AI AND DIGITAL HEALTH LITERACY AMONG NURSING STUDENTS FROM THE WESTERN CAPE
University of the Western Cape (SOUTH AFRICA)
About this paper:
Conference name: 20th International Technology, Education and Development Conference
Dates: 2-4 March, 2026
Location: Valencia, Spain
Abstract:
Background:
With the rapid integration of digital and AI technologies in healthcare, nursing students must develop digital and AI literacy competencies early in their educational training. These skills are crucial for adapting to evolving healthcare practices, ensuring patient safety, and fostering efficient care delivery. Current research points to an urgent need for standardizing digital literacy and AI competency training. This study is the South African leg of a collaboration with the University of Maribor, Slovenia.
Aim:
Assess current levels of digital literacy and AI competencies among nursing students at a selected university in the Western Cape, by investigating their levels of digital information literacy skills, mhealth literacy skills, AI literacy skills, digital wellbeing; as well as the correlation between AI and digital health literacy and the topics to be integrated into AI education in nursing.
Method:
A cross-sectional survey design will be used. Using all-inclusive sampling, under- and postgraduate nursing students (n = 267-377; Margin of error = 5-6%; Confidence level 95% and response distribution 50%) from the selected university will complete a survey that contains several instruments that collect data on general demographics; a number of validated scales, namely, Information Literacy Scale (Martzoukou et al., 2024), digital and mhealth literacy scale extracted from miHERS (Cronbach α values ranging from 0.84 to 0.91)(Kim et al., 2024), Artificial intelligence literacy scale (Wang et al., 2023), Digital wellbeing (Martzoukou et al., 2024)and AI education in nursing (Civaner et al., 2022). The scales have established validity and reliability and have been tested in various settings (Civaner et al., 2022; Kim et al., 2024; Martzoukou et al., 2024; Wang et al., 2023), and the MAIRS (Karaca et al., 2021).
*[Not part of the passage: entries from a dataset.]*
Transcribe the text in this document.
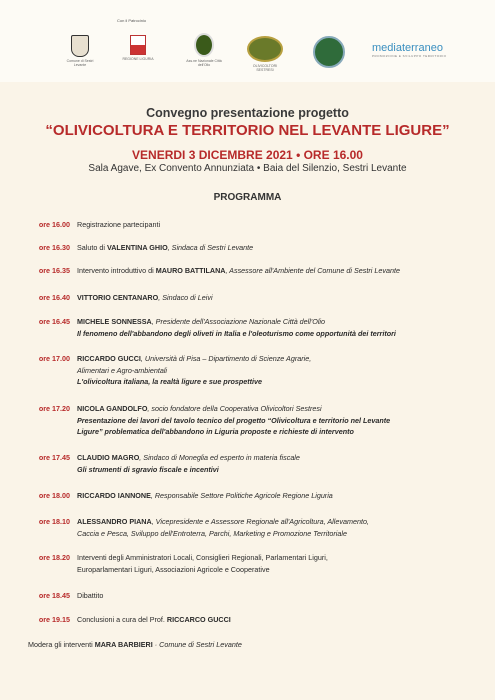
Con il Patrocinio
Comune di Sestri Levante
REGIONE LIGURIA	Ass.ne Nazionale Città dell'Olio	OLIVICOLTORI SESTRESI
mediaterraneo
PROMOZIONE E SVILUPPO TERRITORIO
Convegno presentazione progetto
“OLIVICOLTURA E TERRITORIO NEL LEVANTE LIGURE”
VENERDI 3 DICEMBRE 2021 • ORE 16.00
Sala Agave, Ex Convento Annunziata • Baia del Silenzio, Sestri Levante
PROGRAMMA
ore 16.00 Registrazione partecipanti
ore 16.30 Saluto di VALENTINA GHIO, Sindaca di Sestri Levante
ore 16.35 Intervento introduttivo di MAURO BATTILANA, Assessore all'Ambiente del Comune di Sestri Levante
ore 16.40 VITTORIO CENTANARO, Sindaco di Leivi
ore 16.45 MICHELE SONNESSA, Presidente dell'Associazione Nazionale Città dell'Olio
Il fenomeno dell'abbandono degli oliveti in Italia e l'oleoturismo come opportunità dei territori
ore 17.00 RICCARDO GUCCI, Università di Pisa – Dipartimento di Scienze Agrarie,
Alimentari e Agro-ambientali
L'olivicoltura italiana, la realtà ligure e sue prospettive
ore 17.20 NICOLA GANDOLFO, socio fondatore della Cooperativa Olivicoltori Sestresi
Presentazione dei lavori del tavolo tecnico del progetto “Olivicoltura e territorio nel Levante
Ligure” problematica dell'abbandono in Liguria proposte e richieste di intervento
ore 17.45 CLAUDIO MAGRO, Sindaco di Moneglia ed esperto in materia fiscale
Gli strumenti di sgravio fiscale e incentivi
ore 18.00 RICCARDO IANNONE, Responsabile Settore Politiche Agricole Regione Liguria
ore 18.10 ALESSANDRO PIANA, Vicepresidente e Assessore Regionale all'Agricoltura, Allevamento,
Caccia e Pesca, Sviluppo dell'Entroterra, Parchi, Marketing e Promozione Territoriale
ore 18.20 Interventi degli Amministratori Locali, Consiglieri Regionali, Parlamentari Liguri,
Europarlamentari Liguri, Associazioni Agricole e Cooperative
ore 18.45 Dibattito
ore 19.15 Conclusioni a cura del Prof. RICCARCO GUCCI
Modera gli interventi MARA BARBIERI · Comune di Sestri Levante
Mean ratings and confidence intervals will be calculated for each of the different scales (Information literacy, mobile literacy, AI literacy, Digital Wellbeing) and for each item in the different scales scale. Associations between demographics and total Scores for each scale will be tested using relevant non-parametric statistics. Correlations between AI, digital and mHealth literacy will be determined using Pearsons correlation. The statistical analysis will be performed by using IBM SPSS Statistics v28, and R-4.0.3. The confidence interval (CI) will be set at 95%, and p<.05 will be considered statistically significant.
Preliminary findings:
To date 170 responses (male = 27, 15.8%, female = 144, 84.2%) were received. Most respondents were undergraduate students (129, 75.9%). Respondents with post-graduate diplomas (129, 75.9%), master degrees (17, 10.0%) or PhDs (13, 7.6%) made up the rest of the responses. Most respondents rated their level of experience (novice, basic knowledge, intermediate, advanced, expert), they mostly rated themselves as ‘intermediate’ followed by ‘advanced’ – ‘novice’ was least often rated, followed by ‘expert’. Where respondents rated their agreement (strongly disagree – strongly agree) with statements, such that to disagree would suggest lesser competence/literacy and to agree would suggest more competence/literacy, they mostly responded ‘agree’, followed by ‘neutral’. Overall, the current data suggests that nursing students may have at least an intermediate level of competence/literacy.Keywords:
Digital, technology, AI, nursing education.